Discussion Group Options are a way to help group members conversationally engage with God’s Word. Each option presents a different approach to the Bible passage. We can think of these options in two categories:
- Options that use the BSF questions
- Options that use the “Three-Question Bible Study Method”
Discussion groups that choose to use the BSF questions may conduct their group discussion in a variety of ways. They may choose to discuss all the questions. Or they may choose to discuss only some of the questions. Or they may choose to discuss some of the questions with freedom to discuss other questions raised by the group members.
“We are never having to rush through a question, but can take time on the questions that we are confused about or touched our hearts and minds or convicted us. It makes it less of a question-and-answer, and more of a conversation.”
– Sophie, 19, Second Year BSF Member
The second category of options incorporates the time-tested “Three-Question Bible Study Method.” This method utilizes variations of the following three questions:
- What is the passage about? (fact question)
- What do you learn? (lesson question)
- How will you apply it? (application question)
Each BSF group leader is free to use this “Three-Question Method” in a variety of ways. One group leader may choose to forgo discussion of the BSF lesson questions all together and instead use the “Three-Question Method” entirely to guide conversation about the passage. In this way, the group leader trains his group members in proper Bible study techniques. With practice, group members are equipped to sift through the facts of the passage to ultimately draw out, discuss and personally apply truths embedded within the passage. Another group leader may choose to use the “Three-Question Method” as a grid to select five to six questions from the BSF lesson for their group to discuss.
“One of the best benefits of this approach is that it allows us to go very deep none or two questions… In allowing more time to share and discuss these questions, I find the relationships deepen and that we are more vulnerable and authentic in areas where we are struggling with particular Scriptures. I appreciate the insights others bring in these discussions that we would normally have time for in the standard format.”
– Anne, 42, Fourth Year BSF Member
“These options have allowed historically quiet group members to get in on the action. Guys who took a bit longer to speak up were cut off in the old way (we conducted discussion groups). Now that talking might go on for six to ten minutes unimpeded, the can get in. The group leaders were amazed at the spontaneous contributions of their ‘quiet men.'”

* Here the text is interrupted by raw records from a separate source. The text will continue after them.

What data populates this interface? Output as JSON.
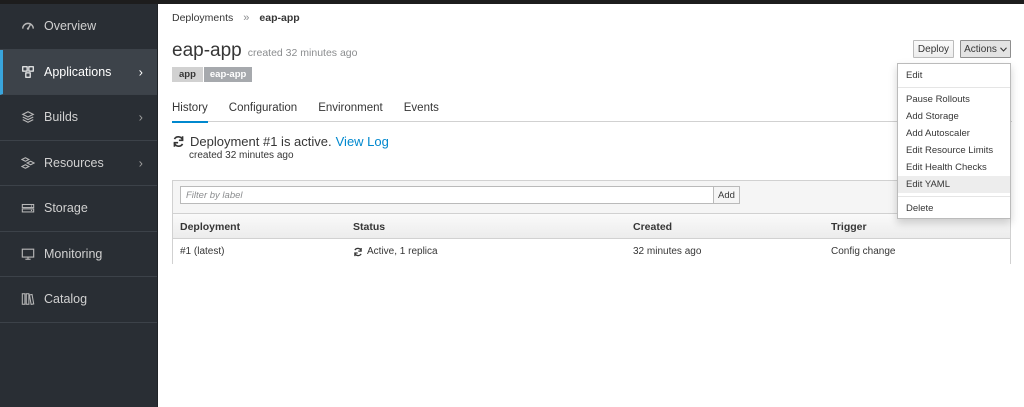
{
  "sidebar": {
    "items": [
      {
        "label": "Overview",
        "icon": "dashboard-icon",
        "has_chevron": false,
        "active": false
      },
      {
        "label": "Applications",
        "icon": "cubes-icon",
        "has_chevron": true,
        "active": true
      },
      {
        "label": "Builds",
        "icon": "layers-icon",
        "has_chevron": true,
        "active": false
      },
      {
        "label": "Resources",
        "icon": "cubes-outline-icon",
        "has_chevron": true,
        "active": false
      },
      {
        "label": "Storage",
        "icon": "storage-icon",
        "has_chevron": false,
        "active": false
      },
      {
        "label": "Monitoring",
        "icon": "monitor-icon",
        "has_chevron": false,
        "active": false
      },
      {
        "label": "Catalog",
        "icon": "catalog-icon",
        "has_chevron": false,
        "active": false
      }
    ],
    "chevron": "›"
  },
  "breadcrumb": {
    "parent": "Deployments",
    "separator": "»",
    "current": "eap-app"
  },
  "header": {
    "title": "eap-app",
    "created": "created 32 minutes ago",
    "label_key": "app",
    "label_value": "eap-app",
    "deploy_label": "Deploy",
    "actions_label": "Actions"
  },
  "tabs": [
    {
      "label": "History",
      "active": true
    },
    {
      "label": "Configuration",
      "active": false
    },
    {
      "label": "Environment",
      "active": false
    },
    {
      "label": "Events",
      "active": false
    }
  ],
  "status": {
    "prefix": "Deployment #1 is active.",
    "link": "View Log",
    "sub": "created 32 minutes ago"
  },
  "filter": {
    "placeholder": "Filter by label",
    "add_label": "Add"
  },
  "table": {
    "headers": [
      "Deployment",
      "Status",
      "Created",
      "Trigger"
    ],
    "rows": [
      {
        "deployment": "#1 (latest)",
        "status": "Active, 1 replica",
        "created": "32 minutes ago",
        "trigger": "Config change"
      }
    ]
  },
  "actions_menu": {
    "items": [
      "Edit",
      "Pause Rollouts",
      "Add Storage",
      "Add Autoscaler",
      "Edit Resource Limits",
      "Edit Health Checks",
      "Edit YAML",
      "Delete"
    ],
    "hovered": "Edit YAML"
  },
  "colors": {
    "sidebar_bg": "#292e34",
    "accent": "#0088ce",
    "active_border": "#39a5dc"
  }
}
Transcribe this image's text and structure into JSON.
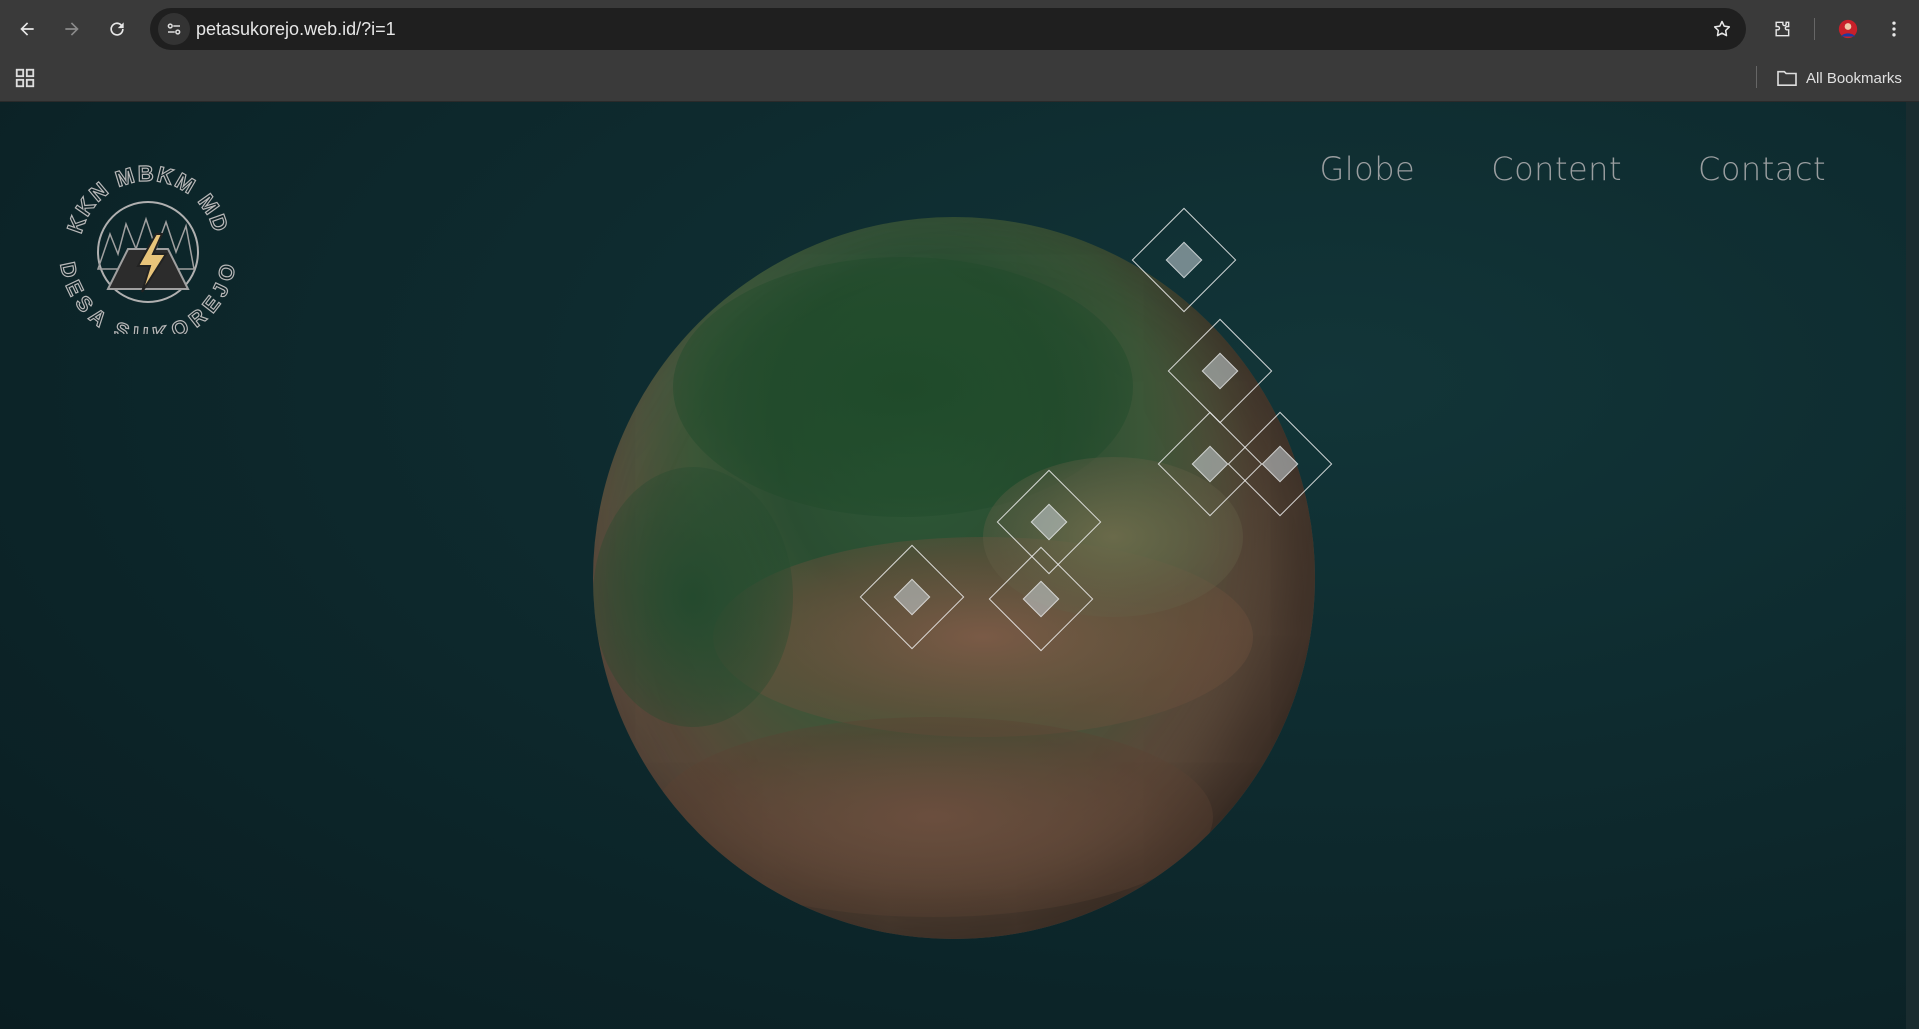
{
  "browser": {
    "url": "petasukorejo.web.id/?i=1",
    "bookmarks_label": "All Bookmarks",
    "icons": [
      "back-icon",
      "forward-icon",
      "reload-icon",
      "site-info-icon",
      "star-icon",
      "extensions-icon",
      "profile-avatar",
      "more-icon",
      "apps-icon",
      "folder-icon"
    ]
  },
  "site": {
    "nav": {
      "globe": "Globe",
      "content": "Content",
      "contact": "Contact"
    },
    "logo": {
      "top_text": "KKN MBKM MD",
      "bottom_text": "DESA SUKOREJO"
    },
    "globe_markers": 7
  },
  "colors": {
    "page_bg": "#0d2124",
    "nav_text": "#9a9ea0",
    "chrome_bg": "#3a3a3a"
  }
}
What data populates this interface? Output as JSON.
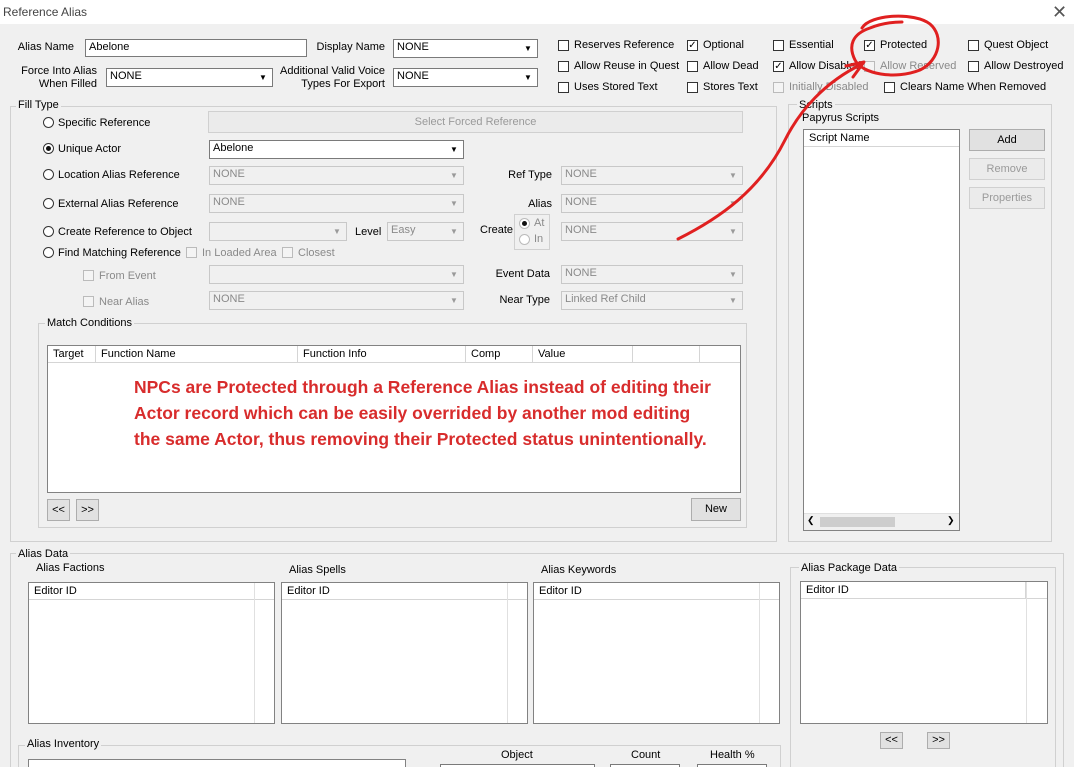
{
  "window": {
    "title": "Reference Alias",
    "close_glyph": "✕"
  },
  "header": {
    "alias_name_label": "Alias Name",
    "alias_name_value": "Abelone",
    "display_name_label": "Display Name",
    "display_name_value": "NONE",
    "force_into_alias_label_1": "Force Into Alias",
    "force_into_alias_label_2": "When Filled",
    "force_into_alias_value": "NONE",
    "voice_types_label_1": "Additional Valid Voice",
    "voice_types_label_2": "Types For Export",
    "voice_types_value": "NONE"
  },
  "flags": [
    {
      "label": "Reserves Reference",
      "checked": false,
      "enabled": true
    },
    {
      "label": "Optional",
      "checked": true,
      "enabled": true
    },
    {
      "label": "Essential",
      "checked": false,
      "enabled": true
    },
    {
      "label": "Protected",
      "checked": true,
      "enabled": true
    },
    {
      "label": "Quest Object",
      "checked": false,
      "enabled": true
    },
    {
      "label": "Allow Reuse in Quest",
      "checked": false,
      "enabled": true
    },
    {
      "label": "Allow Dead",
      "checked": false,
      "enabled": true
    },
    {
      "label": "Allow Disabled",
      "checked": true,
      "enabled": true
    },
    {
      "label": "Allow Reserved",
      "checked": false,
      "enabled": false
    },
    {
      "label": "Allow Destroyed",
      "checked": false,
      "enabled": true
    },
    {
      "label": "Uses Stored Text",
      "checked": false,
      "enabled": true
    },
    {
      "label": "Stores Text",
      "checked": false,
      "enabled": true
    },
    {
      "label": "Initially Disabled",
      "checked": false,
      "enabled": false
    },
    {
      "label": "Clears Name When Removed",
      "checked": false,
      "enabled": true
    }
  ],
  "fill_type": {
    "group_label": "Fill Type",
    "specific_reference": "Specific Reference",
    "select_forced_reference": "Select Forced Reference",
    "unique_actor": "Unique Actor",
    "unique_actor_value": "Abelone",
    "location_alias_reference": "Location Alias Reference",
    "location_alias_value": "NONE",
    "ref_type_label": "Ref Type",
    "ref_type_value": "NONE",
    "external_alias_reference": "External Alias Reference",
    "external_alias_value": "NONE",
    "alias_label": "Alias",
    "alias_value": "NONE",
    "create_reference_to_object": "Create Reference to Object",
    "create_object_value": "",
    "level_label": "Level",
    "level_value": "Easy",
    "create_label": "Create",
    "create_at": "At",
    "create_in": "In",
    "create_value": "NONE",
    "find_matching_reference": "Find Matching Reference",
    "in_loaded_area": "In Loaded Area",
    "closest": "Closest",
    "from_event": "From Event",
    "from_event_value": "",
    "event_data_label": "Event Data",
    "event_data_value": "NONE",
    "near_alias": "Near Alias",
    "near_alias_value": "NONE",
    "near_type_label": "Near Type",
    "near_type_value": "Linked Ref Child"
  },
  "match_conditions": {
    "group_label": "Match Conditions",
    "columns": [
      "Target",
      "Function Name",
      "Function Info",
      "Comp",
      "Value",
      "",
      ""
    ],
    "prev_label": "<<",
    "next_label": ">>",
    "new_label": "New"
  },
  "annotation": {
    "lines": [
      "NPCs are Protected through a Reference Alias instead of editing their",
      "Actor record which can be easily overrided by another mod editing",
      "the same Actor, thus removing their Protected status unintentionally."
    ],
    "color": "#d82c2c"
  },
  "scripts": {
    "group_label": "Scripts",
    "sub_label": "Papyrus Scripts",
    "column": "Script Name",
    "add_label": "Add",
    "remove_label": "Remove",
    "properties_label": "Properties"
  },
  "alias_data": {
    "group_label": "Alias Data",
    "factions_label": "Alias Factions",
    "spells_label": "Alias Spells",
    "keywords_label": "Alias Keywords",
    "editor_id": "Editor ID",
    "package_label": "Alias Package Data",
    "inventory_label": "Alias Inventory",
    "object_label": "Object",
    "count_label": "Count",
    "health_label": "Health %",
    "pkg_prev": "<<",
    "pkg_next": ">>"
  }
}
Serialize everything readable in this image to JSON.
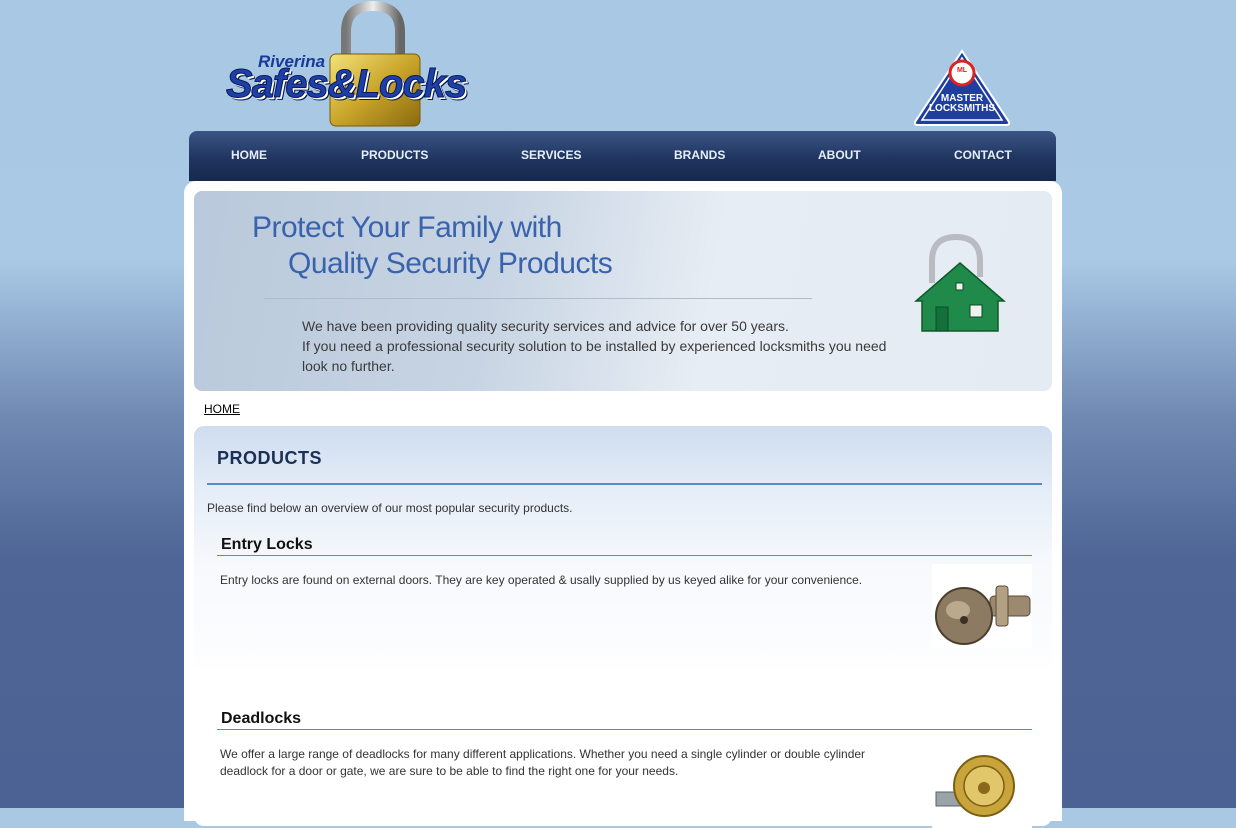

– Mike, BSF Teaching Leader
Why Offer These Options?
Our goal is that every BSF discussion group member encounters the heart of God through the Word of God, so that we may know, love and follow God. This goal will never change. However, the method and means by which we accomplish this goal can change.
Since BSF’s inception, our approach to in-depth Bible study has been a four-fold method:
1. Questions for personal study
2. Discussion Group
4. BSF Notes on the passage
This four-fold method is tried and true. However, we’ve realized two of the four folds — questions for personal study and discussion group — have become somewhat fused.
The questions are meant to be a tool to prompt our thinking and capture our hearts as we personally engage with God through His Word.
They are a springboard for our discussion, but they should not be the limit of our discussion.
When we have spent significant time with the Lord throughout the week, meditating upon His Word and applying it to our lives through use of the BSF questions, we won’t necessarily need the lesson questions to prompt our thinking during group discussion. We will have plenty of material to discuss simply because we have spent time alone with Jesus.